Sim, o morno, o frio, as roupas tentando proteger. Orelhas e narizes formigam, quase em chamas, evoluindo para desintegração inevitável. O tecido sem oxigênio. Ameaça morrer.
Penso nisso todos os dias.
Uma camada espessa de matéria intransponível entre nossos poros. Matéria indizível, recém inventada. Gelo que se distribui uniformemente ao longo do suco. Não flutua, não afunda. Fica suspenso entre céu e inferno. Lugares que, eu sei, não existem mais.
Nossa religião não permite.
Ela tem a pele quente do verão gingado. Emana luz entre sorrisos. Raios inevitáveis em diferentes direções. Mas a claridade o incomoda e ele, sem óculos escuros – acessório indispensável na cidade purgatório – franze por dentro. Enruga os olhos e deixa que o restaurante barulhento lhe sugue as expressões. Todas as bocas profanas agora contêm canudos. Ele perde força e existência. Quase desfalece. Automatiza os próprios sentidos e as palavras de despedida. Que saem monotônicas, mecanizadas, praticamente digitais. Doeram de ouvir. Mas ela não ouviu. Acredita ter adquirido novamente a propriedade de posse sobre a própria abstração. Comprou-a de volta. E diariamente, antes de dormir, tenta convencer-se sobre as maravilhas do livre arbítrio. Mas é hipócrita como todas as outras. Chora sempre que cai. Em si.
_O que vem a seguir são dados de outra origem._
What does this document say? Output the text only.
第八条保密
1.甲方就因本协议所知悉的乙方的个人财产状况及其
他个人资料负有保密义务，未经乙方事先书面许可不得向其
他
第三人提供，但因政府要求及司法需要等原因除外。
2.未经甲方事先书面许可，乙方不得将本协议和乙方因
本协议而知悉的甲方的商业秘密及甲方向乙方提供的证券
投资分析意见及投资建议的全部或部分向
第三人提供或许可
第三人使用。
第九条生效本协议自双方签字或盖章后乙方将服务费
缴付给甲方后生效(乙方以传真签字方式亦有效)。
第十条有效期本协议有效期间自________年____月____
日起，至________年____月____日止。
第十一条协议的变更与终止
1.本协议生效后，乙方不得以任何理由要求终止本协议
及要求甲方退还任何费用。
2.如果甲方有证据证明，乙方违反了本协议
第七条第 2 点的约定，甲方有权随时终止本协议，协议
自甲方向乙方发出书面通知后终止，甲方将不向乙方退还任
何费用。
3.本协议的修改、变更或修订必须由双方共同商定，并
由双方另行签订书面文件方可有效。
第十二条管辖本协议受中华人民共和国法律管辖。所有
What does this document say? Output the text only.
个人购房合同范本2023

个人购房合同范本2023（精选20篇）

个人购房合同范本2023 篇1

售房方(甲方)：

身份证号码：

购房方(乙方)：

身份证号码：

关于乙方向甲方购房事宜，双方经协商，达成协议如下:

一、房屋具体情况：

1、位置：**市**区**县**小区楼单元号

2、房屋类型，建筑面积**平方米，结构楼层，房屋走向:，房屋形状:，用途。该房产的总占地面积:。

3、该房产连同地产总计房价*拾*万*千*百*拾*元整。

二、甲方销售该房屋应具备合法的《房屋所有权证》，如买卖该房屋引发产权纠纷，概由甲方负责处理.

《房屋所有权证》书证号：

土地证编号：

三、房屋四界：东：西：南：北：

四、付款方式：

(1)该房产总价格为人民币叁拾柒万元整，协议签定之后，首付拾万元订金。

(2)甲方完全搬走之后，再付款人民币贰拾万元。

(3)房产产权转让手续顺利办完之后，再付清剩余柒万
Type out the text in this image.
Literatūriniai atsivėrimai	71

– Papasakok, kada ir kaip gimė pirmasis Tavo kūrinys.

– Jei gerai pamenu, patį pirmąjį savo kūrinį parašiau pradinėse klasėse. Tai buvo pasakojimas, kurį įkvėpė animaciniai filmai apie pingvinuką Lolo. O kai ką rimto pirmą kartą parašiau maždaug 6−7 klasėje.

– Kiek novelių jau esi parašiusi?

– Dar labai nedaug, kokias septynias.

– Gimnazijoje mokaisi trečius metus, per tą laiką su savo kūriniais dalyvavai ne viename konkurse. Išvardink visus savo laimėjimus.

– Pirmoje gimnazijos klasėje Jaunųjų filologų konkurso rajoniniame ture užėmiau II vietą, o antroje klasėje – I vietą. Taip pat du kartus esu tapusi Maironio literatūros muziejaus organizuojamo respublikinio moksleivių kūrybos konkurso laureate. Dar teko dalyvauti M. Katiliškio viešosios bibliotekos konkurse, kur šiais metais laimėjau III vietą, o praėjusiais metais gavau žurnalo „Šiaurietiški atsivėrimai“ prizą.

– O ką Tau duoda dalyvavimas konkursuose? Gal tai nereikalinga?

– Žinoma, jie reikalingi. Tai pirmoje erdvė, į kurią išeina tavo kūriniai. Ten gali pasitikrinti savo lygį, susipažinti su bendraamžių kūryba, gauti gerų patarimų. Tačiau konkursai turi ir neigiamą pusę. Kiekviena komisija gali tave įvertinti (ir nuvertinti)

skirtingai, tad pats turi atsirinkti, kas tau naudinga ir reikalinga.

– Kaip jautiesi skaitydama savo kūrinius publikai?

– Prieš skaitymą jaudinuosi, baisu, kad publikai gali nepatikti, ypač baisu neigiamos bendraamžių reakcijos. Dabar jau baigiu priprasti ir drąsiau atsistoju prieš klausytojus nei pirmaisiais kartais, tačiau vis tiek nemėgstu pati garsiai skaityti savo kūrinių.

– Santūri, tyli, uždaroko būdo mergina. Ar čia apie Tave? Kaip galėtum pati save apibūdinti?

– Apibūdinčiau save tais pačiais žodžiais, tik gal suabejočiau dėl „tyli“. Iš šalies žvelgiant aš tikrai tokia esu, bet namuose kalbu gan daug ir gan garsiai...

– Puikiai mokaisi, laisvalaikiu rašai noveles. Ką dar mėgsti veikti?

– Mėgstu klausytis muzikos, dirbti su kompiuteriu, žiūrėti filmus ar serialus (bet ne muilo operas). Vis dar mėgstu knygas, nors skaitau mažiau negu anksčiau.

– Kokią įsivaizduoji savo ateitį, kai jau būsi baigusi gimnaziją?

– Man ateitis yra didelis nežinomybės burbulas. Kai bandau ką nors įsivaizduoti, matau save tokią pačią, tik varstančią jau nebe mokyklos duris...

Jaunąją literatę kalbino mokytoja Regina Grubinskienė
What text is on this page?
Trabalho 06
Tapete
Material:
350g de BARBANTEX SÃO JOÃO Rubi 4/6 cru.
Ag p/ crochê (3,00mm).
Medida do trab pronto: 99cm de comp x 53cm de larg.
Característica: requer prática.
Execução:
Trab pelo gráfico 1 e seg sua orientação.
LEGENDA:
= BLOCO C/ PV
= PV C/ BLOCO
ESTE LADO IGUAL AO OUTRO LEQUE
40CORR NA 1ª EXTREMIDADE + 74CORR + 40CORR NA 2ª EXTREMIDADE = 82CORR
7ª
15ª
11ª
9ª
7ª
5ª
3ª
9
O tempo os enganou. Tangenciou de leve a sétima arte e os tornou espectadores da própria história. A vida imita a própria vida: um plágio após o outro. E o vazio entre eles, ela sente. Sente pérfuro-cortantes no fígado à noite. (Ainda mais porque sabe disso: não existe dor hepática.) Ele nega, cega. Não enxerga nada mais com os olhos vermelhos de cansaço auto-denominado.
Paris é lugar para pares. Mas ela vai sozinha. E ele também.